Binge Eating Disorder (BED)
Out of all the eating disorders that may cause life-threatening complications and death, binge eating disorder (BED) is the worst one of all because it affects more people than any other eating disorder in the United States. According to the Centers of Disease Control, more than 78.6 million adults and 12.7 million children are obese thus suffering from binge eating disorder. This equates to about 1 out of 3 people.
In contrast, a study published with Biological Psychiatry reveals the rate of anorexia at 0.9 percent in women and 0.3 percent in men. With 308 million people in the United States, that translates to 1.9 million people suffering from anorexia.
It’s common to assume that most people who suffer from eating disorders are thin and starving, but binge eating disorder affects people of many socioeconomic groups, genders, and ages. According to LiveStrong, a binge might equal a few thousand calories eaten in a single sitting, which is what normal eaters may eat over the course of an entire day. A person with BED might stop by McDonald’s for a binge and order a Double Quarter Pounder (780 calories), a large French fries (510 calories), a large Coca-Cola (280 calories), and an M&M McFlurry for dessert (650 calories). That’s 2,220 calories in just a single meal, and the amount of food isn’t even an extraordinary amount for many people in the United States.
People with severe BED might binge even more throughout the day and consume thousands more calories. For example, a person might start the day with a Lumberjack Slam with hash browns and a glass of orange juice at Denny’s (1580 calories), swing by McDonald’s at lunch for that Quarter Pounder meal (2200 calories), and get a sugary sweet mocha latte from Starbucks (450 calories) that afternoon. That evening, he or she might eat half a pepperoni pizza from Pizza Hut (around 1480 calories) and wash it down with a couple beers (400 calories). That’s around 6,130 calories in one day from popular restaurants where many people eat every single day and more than 1,000 calories from drinks alone! That menu is three times the amount of food a full-grown, 200-pound man needs each day to maintain his 200-pound frame.

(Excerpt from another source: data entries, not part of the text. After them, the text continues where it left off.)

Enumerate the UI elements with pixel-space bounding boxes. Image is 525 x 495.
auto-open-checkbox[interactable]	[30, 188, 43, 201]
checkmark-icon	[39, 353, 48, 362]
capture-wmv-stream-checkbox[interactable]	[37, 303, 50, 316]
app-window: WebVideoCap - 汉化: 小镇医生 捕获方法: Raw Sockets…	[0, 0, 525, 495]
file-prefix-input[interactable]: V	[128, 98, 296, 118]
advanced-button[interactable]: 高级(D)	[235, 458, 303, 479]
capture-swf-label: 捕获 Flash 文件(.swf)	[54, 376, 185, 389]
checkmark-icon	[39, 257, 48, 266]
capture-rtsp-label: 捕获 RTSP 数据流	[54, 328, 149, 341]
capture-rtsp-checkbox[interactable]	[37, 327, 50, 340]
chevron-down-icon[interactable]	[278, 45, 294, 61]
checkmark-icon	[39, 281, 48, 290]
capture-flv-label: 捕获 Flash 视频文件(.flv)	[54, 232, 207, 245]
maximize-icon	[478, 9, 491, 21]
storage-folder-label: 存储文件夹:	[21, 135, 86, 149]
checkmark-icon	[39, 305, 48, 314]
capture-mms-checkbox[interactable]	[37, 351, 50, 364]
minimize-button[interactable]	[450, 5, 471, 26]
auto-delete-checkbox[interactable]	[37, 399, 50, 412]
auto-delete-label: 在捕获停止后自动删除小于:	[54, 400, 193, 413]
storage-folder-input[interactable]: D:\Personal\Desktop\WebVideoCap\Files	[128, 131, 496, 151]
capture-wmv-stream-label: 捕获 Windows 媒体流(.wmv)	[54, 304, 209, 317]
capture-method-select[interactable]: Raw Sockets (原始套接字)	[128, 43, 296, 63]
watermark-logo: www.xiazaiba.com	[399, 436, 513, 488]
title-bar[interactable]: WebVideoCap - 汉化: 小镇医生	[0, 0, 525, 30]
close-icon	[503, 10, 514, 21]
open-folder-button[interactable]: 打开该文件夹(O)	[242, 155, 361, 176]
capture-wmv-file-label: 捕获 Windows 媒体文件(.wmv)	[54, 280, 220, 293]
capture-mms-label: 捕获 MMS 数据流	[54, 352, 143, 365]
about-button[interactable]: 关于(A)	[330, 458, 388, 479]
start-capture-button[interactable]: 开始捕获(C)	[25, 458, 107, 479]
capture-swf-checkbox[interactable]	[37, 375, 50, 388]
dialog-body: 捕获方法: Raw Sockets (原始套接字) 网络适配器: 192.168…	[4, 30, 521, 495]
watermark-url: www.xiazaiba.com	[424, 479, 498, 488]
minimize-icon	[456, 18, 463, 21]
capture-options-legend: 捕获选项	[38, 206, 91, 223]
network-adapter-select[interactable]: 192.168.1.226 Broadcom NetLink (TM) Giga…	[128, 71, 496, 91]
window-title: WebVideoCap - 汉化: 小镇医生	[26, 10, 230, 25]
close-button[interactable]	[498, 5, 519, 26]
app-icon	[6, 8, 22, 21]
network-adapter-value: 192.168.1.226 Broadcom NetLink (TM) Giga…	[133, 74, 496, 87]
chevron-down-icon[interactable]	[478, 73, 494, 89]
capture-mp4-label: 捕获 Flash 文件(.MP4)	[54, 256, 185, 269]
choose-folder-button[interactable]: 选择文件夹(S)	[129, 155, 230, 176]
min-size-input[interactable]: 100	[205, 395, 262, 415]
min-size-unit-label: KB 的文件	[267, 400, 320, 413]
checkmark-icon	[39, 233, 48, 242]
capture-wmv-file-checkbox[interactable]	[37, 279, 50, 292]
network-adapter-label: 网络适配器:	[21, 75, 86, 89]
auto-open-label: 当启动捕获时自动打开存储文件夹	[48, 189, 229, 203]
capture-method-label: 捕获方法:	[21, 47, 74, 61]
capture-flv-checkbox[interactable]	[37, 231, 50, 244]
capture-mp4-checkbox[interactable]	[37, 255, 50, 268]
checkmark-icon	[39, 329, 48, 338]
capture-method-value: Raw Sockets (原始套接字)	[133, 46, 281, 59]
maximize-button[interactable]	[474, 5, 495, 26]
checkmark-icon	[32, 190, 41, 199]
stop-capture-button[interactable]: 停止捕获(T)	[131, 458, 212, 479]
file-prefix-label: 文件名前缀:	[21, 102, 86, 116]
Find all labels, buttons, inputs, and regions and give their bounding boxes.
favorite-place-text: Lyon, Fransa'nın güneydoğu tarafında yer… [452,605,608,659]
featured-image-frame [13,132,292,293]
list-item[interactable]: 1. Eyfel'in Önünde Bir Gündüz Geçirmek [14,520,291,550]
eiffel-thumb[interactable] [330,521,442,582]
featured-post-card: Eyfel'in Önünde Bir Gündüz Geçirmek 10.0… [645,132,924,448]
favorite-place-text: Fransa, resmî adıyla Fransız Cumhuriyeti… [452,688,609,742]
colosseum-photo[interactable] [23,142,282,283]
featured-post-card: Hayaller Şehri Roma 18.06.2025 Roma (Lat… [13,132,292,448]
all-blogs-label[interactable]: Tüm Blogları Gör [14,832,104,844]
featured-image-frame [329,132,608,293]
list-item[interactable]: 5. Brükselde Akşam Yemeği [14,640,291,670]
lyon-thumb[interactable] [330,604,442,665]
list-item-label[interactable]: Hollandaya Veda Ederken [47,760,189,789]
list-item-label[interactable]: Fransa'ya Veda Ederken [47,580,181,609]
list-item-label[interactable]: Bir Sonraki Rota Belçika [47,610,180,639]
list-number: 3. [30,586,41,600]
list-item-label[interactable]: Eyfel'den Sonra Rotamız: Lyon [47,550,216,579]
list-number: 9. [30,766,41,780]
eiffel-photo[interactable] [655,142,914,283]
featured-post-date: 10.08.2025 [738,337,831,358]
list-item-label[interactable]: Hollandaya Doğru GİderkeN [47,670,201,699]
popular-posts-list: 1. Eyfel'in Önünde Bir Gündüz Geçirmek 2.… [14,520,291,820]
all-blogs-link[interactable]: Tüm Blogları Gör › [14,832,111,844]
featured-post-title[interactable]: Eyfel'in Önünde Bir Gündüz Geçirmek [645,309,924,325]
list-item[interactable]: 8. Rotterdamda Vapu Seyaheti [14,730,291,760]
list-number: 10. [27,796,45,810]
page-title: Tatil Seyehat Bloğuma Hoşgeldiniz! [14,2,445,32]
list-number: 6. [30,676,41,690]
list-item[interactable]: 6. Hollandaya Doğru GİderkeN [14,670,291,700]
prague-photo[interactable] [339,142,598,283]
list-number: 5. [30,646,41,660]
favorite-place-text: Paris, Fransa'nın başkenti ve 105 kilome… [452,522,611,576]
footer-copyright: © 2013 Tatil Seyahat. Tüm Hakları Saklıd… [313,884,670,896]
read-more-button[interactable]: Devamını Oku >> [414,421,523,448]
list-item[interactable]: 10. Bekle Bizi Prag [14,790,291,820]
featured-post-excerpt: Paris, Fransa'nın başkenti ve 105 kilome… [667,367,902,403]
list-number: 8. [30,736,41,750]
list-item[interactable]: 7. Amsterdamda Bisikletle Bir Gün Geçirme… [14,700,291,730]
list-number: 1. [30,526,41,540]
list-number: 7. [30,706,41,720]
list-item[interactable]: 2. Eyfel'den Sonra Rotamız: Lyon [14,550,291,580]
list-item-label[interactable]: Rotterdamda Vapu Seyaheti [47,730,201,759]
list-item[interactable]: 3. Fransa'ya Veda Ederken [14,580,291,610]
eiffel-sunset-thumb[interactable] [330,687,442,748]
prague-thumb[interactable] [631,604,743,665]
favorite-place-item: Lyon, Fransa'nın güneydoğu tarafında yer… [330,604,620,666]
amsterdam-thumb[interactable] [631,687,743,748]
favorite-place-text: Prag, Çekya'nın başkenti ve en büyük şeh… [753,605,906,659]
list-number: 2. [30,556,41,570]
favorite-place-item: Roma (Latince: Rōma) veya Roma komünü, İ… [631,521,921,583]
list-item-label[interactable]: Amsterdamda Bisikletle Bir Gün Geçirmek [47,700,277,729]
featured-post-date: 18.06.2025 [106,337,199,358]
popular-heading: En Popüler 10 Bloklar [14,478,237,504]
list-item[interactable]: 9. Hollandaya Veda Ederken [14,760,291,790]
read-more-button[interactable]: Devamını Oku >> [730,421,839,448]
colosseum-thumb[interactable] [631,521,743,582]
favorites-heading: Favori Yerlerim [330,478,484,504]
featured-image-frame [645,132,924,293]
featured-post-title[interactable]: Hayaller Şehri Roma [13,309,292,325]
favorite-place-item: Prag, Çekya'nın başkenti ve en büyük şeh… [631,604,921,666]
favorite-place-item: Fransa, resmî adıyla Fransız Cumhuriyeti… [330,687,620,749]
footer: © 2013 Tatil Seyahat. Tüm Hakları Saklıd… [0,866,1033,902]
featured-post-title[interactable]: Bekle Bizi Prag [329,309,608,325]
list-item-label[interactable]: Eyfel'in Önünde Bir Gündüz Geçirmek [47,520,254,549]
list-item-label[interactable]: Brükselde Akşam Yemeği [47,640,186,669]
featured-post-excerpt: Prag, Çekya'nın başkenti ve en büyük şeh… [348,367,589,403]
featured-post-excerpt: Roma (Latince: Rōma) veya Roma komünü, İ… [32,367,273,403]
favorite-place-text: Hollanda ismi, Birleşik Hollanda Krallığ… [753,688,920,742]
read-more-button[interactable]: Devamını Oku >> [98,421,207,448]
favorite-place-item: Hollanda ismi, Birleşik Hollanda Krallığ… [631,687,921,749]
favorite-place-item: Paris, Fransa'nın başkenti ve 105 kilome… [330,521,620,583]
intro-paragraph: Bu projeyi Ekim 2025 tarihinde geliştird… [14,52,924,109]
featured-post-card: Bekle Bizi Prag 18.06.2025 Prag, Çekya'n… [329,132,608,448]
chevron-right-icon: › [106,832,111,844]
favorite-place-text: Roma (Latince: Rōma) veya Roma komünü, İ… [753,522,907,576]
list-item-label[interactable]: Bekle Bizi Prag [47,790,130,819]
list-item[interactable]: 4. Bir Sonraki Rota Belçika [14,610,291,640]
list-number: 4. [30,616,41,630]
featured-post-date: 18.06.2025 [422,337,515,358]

For people with BED, feelings of depression and disgust may follow a large binge, which often helps fuel future bingeing activity, even when the person isn’t hungry. While a person suffering from binge eating disorder may appear normal in regular company, his or her habits behind closed doors may lead to several frightening health problems including diabetes, kidney disease, and heart failure. BED can also cause a person to gain weight and become obese. Harvard’s School of Public Health calls obesity an epidemic that isn’t just killing adults, but is harming children, too, with a third of children ages 2 to 19 classified as overweight or obese. Binge eating disorder and obesity are public health crises that demand immediate attention.
Despite the fact that tens of millions of people around the country suffer from eating disorders, there is still a stigma attached to disorders like bulimia and binge eating disorder. Simply talking about eating disorders is difficult, particularly because so many people who suffer from them are young women in their teens who lack self-confidence. Funding, too, is much scarcer for the study of these conditions and their causes versus other issues. In 2014, the National Institutes of Health budget for eating disorders research was $34 million.
That money represents just over a dollar in funding per person who is suffering or has suffered from an eating disorder in the United States. Funding for prostate cancer, on the other hand, was at $254 million in 2014 with the American Cancer Society expecting around 220,800 new cases in 2015. That’s $1,150 spent per expected case of prostate cancer. Funding for maladies like breast cancer, HIV/AIDS, and diabetes reaches hundreds of millions of dollars a year, but research into eating disorders remains low, comparatively.
Fortunately, there are dedicated psychologists and doctors currently researching eating disorders and developing solutions for the future. However, anyone experiencing any of the disorders described herein should consult with a licensed medical professional and enter into a supervised treatment plan immediately.